I have also seen road-blocks - but - normally it is due to weather conditions - avalanche, snow-fall of amazing proportions, rain washing the road away and other similar situations.

When I am driving around the city I live in, I look ahead and try to decide if the area I am driving into could be a place that terrorist activity could happen in order to disrupt the city. That same pre-thought looks at the areas as possible places that 18-wheelers having an accident could / would cause the same kinds of destruction. ie: 18-wheeler that carries hydrochloric acid has accident and slams into an overpass support weakening it or collapsing a bridge. What alternative routes would be possible.

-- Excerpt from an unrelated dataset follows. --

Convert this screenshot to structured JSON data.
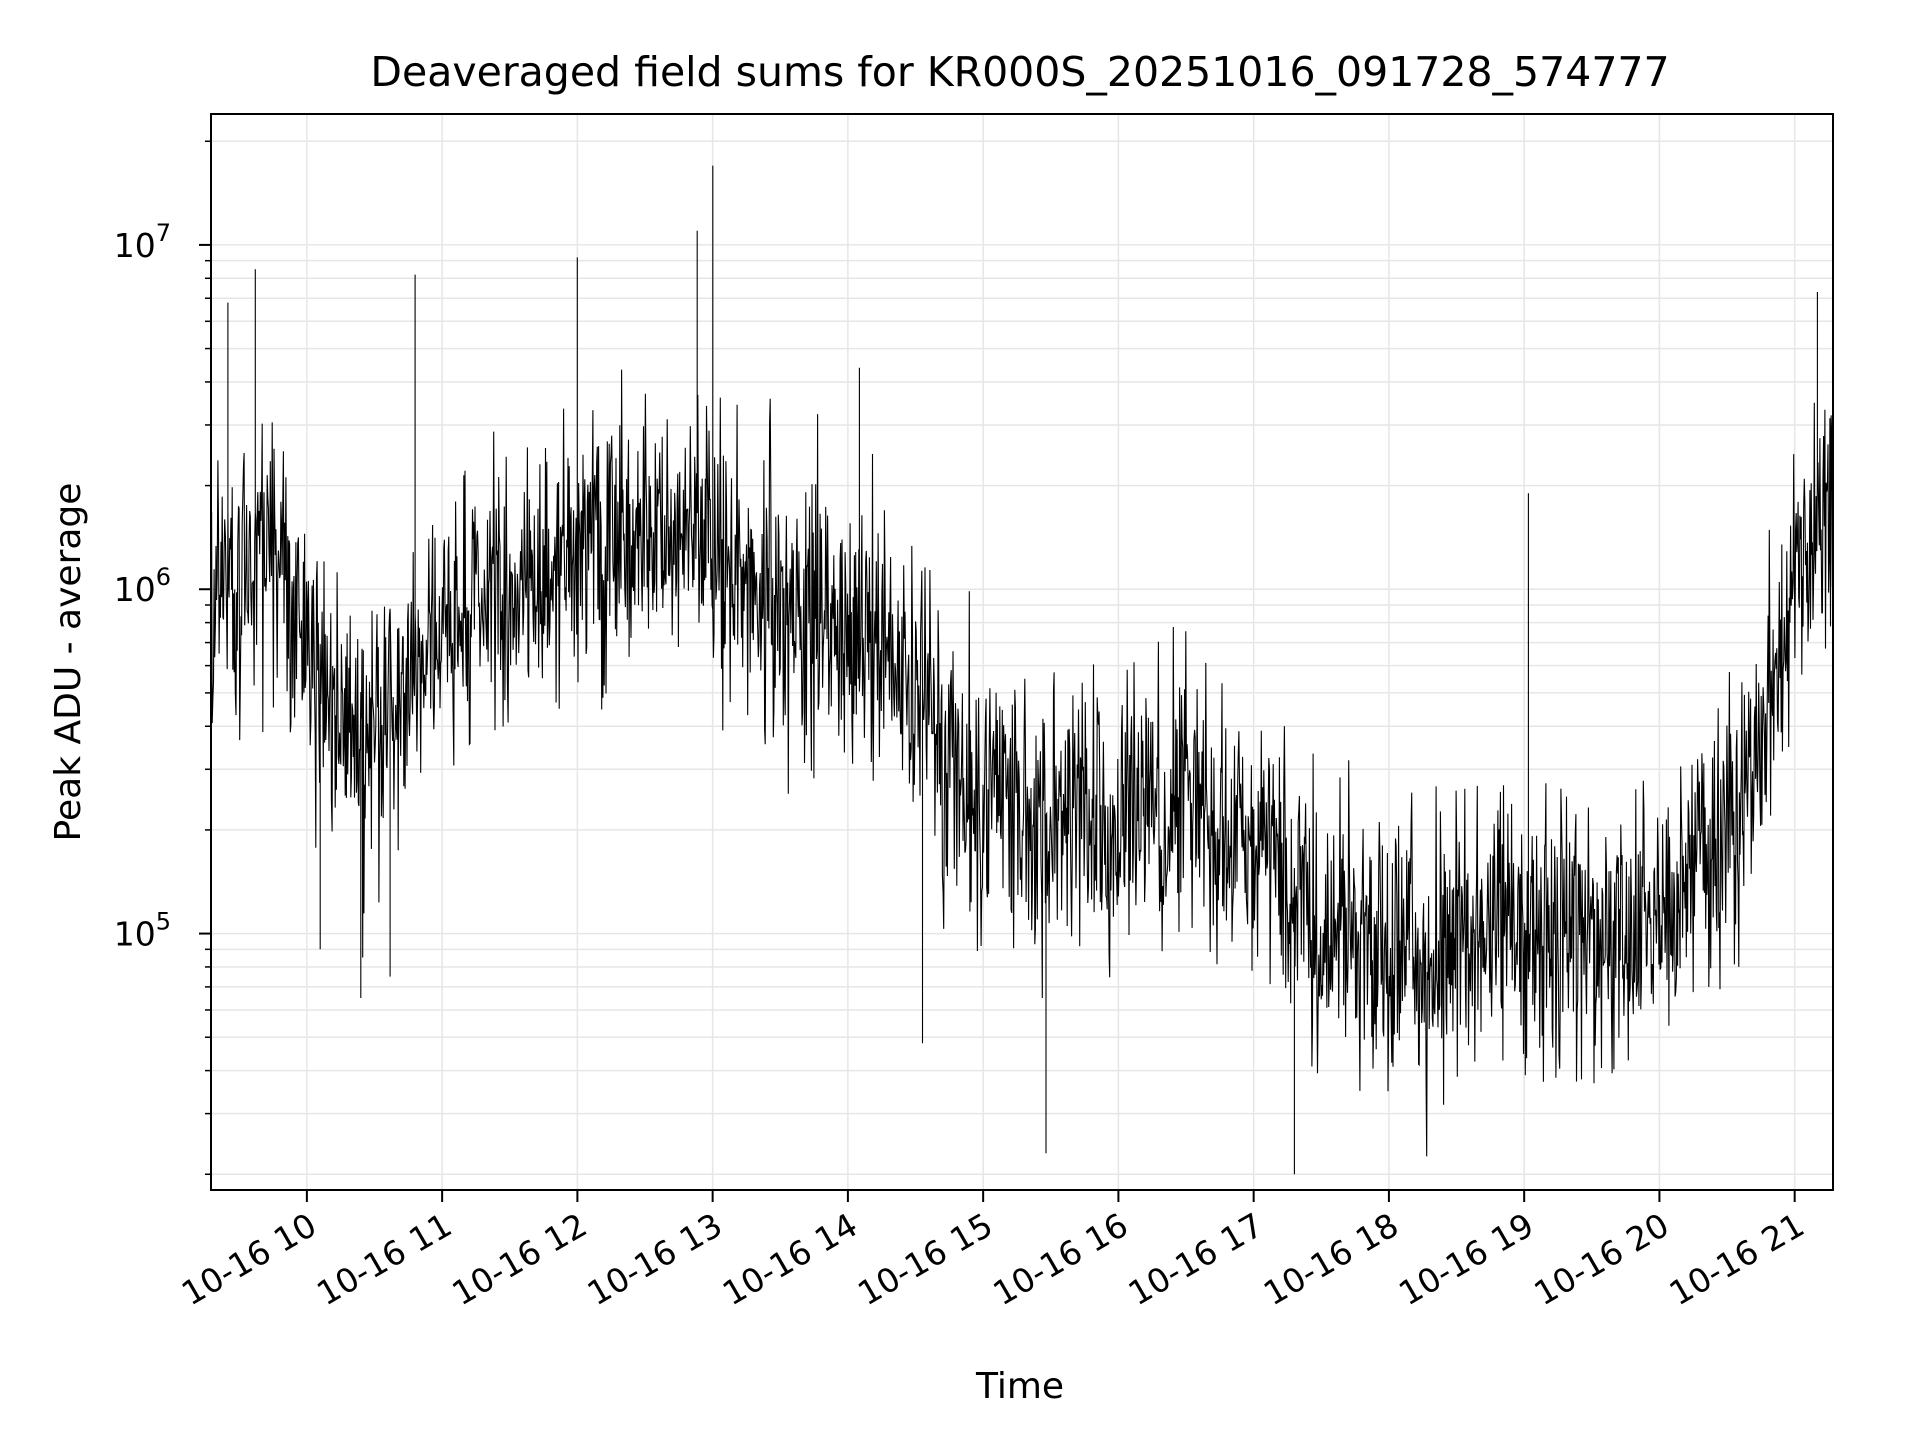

This kind of accident is fairly common - only a few weeks ago we had an 18-wheeler hauling a crane on a flat-bed collide with an overpass and take a good chunk out of it. Traffic was backed up / detoured for 6 hours while things got cleaned up.


----------



## Practical Madman (Jun 10, 2009)

*Wake up!!!*



kc5fm said:


> Please document a time that you know the National Guard has taken personal property from a Civilian. I am sure my contacts within the Department of Defense would be interested to learn.
> 
> There are a number of State and Federal laws that prohibit the Military from engaging the Civilian EXCEPT to detain the Civilian for Civil authority. That's explained in the _Posse Comitatus Act_ as well as other places.
> 
> ...


You definitely talk like a by the book man. What you need to understand is that in the SHTF scenario, all rules go out the window, as well as your insurance. Hurricane Katrina is a very good example of the rules going out the window. In fact, it was actually a trial run for the SHTF scenario. The National Guard, along with Blackwater (yes MERCENARIES used against civilians!) troops took guns from civilians trying to guard their houses, forced them to leave in many instances, and in others left them defenseless. I know National Guard troops that swear they killed over 5,000 people (looters and thieves) and dropped them in the swamps. FEMA was over a week getting supplies into the city, just for the reason of letting these jack boot thugs have time to do their dirty work.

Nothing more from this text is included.